A few years back, it seemed Jackie Chan had aged out of action. He’s now 61, and even five years ago, with the “The Karate Kid” remake, Chan was away from the fighting, content to play mentor to Jaden Smith. But he’s still got it, and is still willing to do it, if not to the extremes of his “Drunken Master”/“Police Story”/“Armour of God” days. In “Dragon Blade,” a $65 million Chinese production, Chan plays a disgraced Han Dynasty-era patrol commander who teams up with a disgraced Roman commander (John Cusack) to take on an evil, hammy consul (Adrien Brody). Chan was reached over email, and his endearing goofiness is apparent even in the printed word. The exclamation points were left in for posterity’s sake.
“Dragon Blade” is more reliant on story than your past films, which frontloaded the action. Is that a reflection of you getting up in years or of something else?
My action style has changed as the audiences’ expectations have changed. When you look at my previous films, I was fighting from the opening credits to the closing credits. But now the audience is much more sophisticated and wants a story. With a strong story even a single punch can make the audiences cheer the house down. All those years, I was jumping off tall buildings and leaping off moving buses. So stupid!
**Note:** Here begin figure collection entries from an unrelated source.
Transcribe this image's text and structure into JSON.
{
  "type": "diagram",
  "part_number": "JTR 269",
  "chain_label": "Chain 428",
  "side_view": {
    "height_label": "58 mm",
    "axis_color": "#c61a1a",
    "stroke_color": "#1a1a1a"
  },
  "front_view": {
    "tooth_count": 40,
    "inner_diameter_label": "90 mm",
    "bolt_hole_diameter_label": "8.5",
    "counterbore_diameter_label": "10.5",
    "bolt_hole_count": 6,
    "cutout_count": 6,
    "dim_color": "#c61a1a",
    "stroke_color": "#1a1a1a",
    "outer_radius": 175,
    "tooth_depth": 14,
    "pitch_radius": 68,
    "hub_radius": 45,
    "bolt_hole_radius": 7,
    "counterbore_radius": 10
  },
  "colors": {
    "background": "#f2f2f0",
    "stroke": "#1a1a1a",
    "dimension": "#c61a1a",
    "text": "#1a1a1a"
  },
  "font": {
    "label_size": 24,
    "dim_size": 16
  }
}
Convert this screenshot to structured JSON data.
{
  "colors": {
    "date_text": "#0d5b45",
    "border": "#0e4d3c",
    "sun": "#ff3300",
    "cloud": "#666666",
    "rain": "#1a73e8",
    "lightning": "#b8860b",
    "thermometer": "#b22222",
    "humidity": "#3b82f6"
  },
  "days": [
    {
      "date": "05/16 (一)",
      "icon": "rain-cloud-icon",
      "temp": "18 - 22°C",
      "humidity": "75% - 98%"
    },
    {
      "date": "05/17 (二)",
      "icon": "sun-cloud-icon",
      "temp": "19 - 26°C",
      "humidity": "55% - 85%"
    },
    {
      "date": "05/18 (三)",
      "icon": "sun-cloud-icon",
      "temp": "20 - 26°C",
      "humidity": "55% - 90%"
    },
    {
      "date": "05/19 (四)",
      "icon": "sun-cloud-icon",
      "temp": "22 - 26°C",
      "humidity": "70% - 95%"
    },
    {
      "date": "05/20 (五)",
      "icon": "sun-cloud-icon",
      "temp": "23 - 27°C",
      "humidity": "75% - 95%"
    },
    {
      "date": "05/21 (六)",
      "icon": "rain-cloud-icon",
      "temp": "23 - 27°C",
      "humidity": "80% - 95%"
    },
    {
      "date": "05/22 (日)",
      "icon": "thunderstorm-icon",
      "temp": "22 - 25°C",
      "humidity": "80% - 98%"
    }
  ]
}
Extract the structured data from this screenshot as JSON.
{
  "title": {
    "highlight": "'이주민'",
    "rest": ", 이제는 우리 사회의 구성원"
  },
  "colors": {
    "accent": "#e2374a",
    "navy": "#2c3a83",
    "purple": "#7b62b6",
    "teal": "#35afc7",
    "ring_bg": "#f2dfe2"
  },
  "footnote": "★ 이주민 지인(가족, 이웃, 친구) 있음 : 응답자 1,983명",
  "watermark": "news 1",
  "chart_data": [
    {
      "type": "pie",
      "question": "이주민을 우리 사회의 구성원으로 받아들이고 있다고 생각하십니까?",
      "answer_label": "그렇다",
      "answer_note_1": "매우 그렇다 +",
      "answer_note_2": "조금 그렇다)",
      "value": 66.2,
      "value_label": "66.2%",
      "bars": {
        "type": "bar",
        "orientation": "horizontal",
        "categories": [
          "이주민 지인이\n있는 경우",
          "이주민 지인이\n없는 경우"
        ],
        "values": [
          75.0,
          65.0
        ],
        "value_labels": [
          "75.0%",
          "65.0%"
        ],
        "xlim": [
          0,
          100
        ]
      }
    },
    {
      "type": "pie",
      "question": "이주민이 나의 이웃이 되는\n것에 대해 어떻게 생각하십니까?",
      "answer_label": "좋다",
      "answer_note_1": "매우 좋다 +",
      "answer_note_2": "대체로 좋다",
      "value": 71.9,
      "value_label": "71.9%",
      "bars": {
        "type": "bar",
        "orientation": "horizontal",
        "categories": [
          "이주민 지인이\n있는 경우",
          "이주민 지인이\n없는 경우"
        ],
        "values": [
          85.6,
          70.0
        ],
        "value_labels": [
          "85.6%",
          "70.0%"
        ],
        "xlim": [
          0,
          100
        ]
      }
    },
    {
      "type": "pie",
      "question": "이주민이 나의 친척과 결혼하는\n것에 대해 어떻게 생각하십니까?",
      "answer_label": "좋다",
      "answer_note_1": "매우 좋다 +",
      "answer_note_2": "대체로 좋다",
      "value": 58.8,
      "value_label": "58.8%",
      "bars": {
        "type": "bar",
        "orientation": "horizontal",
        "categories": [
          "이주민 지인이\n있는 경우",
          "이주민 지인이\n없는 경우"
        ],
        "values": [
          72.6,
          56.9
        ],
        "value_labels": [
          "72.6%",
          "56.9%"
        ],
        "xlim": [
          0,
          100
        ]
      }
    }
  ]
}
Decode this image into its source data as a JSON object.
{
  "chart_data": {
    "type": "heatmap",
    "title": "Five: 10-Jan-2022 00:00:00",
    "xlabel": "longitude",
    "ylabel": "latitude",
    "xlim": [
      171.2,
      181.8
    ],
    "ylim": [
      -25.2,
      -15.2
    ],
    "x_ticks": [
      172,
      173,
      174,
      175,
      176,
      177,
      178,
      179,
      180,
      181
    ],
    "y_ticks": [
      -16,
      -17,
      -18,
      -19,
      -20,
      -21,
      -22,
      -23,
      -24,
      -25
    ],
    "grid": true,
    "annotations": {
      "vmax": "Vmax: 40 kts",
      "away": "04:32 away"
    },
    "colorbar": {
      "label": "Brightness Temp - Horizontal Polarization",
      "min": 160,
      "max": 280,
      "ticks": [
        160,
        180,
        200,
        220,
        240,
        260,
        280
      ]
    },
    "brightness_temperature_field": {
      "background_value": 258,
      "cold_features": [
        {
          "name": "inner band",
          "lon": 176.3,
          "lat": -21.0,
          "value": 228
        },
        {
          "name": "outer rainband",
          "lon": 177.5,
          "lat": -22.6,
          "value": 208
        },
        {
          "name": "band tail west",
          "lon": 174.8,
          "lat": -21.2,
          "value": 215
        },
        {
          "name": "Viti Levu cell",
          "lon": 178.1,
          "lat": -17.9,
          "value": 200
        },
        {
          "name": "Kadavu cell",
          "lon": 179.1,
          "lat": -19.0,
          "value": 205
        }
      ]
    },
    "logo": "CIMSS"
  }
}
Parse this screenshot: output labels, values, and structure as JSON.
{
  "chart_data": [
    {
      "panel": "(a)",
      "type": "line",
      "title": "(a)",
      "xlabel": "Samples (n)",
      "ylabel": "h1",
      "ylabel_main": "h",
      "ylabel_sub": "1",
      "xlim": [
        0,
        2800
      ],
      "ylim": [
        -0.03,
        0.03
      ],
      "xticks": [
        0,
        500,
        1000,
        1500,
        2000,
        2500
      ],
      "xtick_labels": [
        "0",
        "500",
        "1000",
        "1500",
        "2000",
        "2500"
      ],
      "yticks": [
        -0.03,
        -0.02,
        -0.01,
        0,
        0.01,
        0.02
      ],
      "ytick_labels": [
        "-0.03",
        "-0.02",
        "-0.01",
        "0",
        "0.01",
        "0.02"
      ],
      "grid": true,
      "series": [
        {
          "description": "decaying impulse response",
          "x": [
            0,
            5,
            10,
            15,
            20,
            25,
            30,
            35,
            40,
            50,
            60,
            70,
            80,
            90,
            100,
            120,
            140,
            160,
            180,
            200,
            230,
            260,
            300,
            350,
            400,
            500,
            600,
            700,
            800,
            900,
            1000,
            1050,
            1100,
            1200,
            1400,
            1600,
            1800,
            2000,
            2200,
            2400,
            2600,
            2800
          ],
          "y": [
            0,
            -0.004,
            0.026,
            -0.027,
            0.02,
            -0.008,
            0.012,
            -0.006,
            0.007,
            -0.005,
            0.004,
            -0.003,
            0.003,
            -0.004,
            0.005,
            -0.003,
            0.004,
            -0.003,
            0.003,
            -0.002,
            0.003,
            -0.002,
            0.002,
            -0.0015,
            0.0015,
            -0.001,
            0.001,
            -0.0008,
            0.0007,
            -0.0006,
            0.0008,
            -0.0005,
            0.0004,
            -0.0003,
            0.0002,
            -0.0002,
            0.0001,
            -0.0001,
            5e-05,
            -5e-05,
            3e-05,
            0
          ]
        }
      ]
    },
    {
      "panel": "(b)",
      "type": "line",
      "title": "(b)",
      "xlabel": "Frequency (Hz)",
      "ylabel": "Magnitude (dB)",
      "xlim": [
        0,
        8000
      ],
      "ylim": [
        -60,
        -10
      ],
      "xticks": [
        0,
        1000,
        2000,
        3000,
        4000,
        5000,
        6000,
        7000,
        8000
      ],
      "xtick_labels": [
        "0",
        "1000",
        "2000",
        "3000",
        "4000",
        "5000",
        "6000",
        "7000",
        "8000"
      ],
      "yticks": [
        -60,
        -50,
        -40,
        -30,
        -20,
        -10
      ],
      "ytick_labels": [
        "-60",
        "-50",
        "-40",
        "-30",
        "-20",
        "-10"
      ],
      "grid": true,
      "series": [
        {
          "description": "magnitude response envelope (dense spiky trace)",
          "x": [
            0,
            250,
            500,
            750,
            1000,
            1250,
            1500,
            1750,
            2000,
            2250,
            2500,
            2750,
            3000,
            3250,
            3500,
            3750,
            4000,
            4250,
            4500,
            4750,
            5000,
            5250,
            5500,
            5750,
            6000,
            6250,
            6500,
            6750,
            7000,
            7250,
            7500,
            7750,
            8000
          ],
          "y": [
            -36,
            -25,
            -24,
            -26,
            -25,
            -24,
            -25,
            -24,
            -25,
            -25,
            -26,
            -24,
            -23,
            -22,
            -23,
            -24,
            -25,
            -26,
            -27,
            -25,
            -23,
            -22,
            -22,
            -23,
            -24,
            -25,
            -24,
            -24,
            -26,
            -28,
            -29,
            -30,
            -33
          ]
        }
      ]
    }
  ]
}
“Dragon Blade” has moments of tragedy but also moments of comedy, with you sometimes making funny faces for during fights. How do you work to combine those two tones?
Now audiences around the world are different. They love not only action but also a film's story. They want emotion! In fact, having a strong plot helps the action sequences develop much more naturally. So I’m learning to combine drama and action, not just comedy and action. But I’m still making action comedies.
This is a case where American actors come over to China to make one of your movies. How did you integrate them into the production?
Both John and Adrien were really nice and hard-working. Many Chinese actors should learn from them. Adrien is a world-famous, Oscar-winning actor but he has no assistant with him! Can you believe that? He came to China by himself. He even carried his own luggage. I feel that’s a bit too low-key actually; at least he should have brought a translator with him. I assigned one of my own people to him.
One curious thing is that John and Adrien don’t like to have people around them when they’re acting. They can’t perform at their best when there are hundreds of people around them. They need to concentrate. But actually, when I have to do an emotional scene, I’m the same. How can you act sincerely when there are people all around you? So I think I’ve learned something from that that will make me a better actor.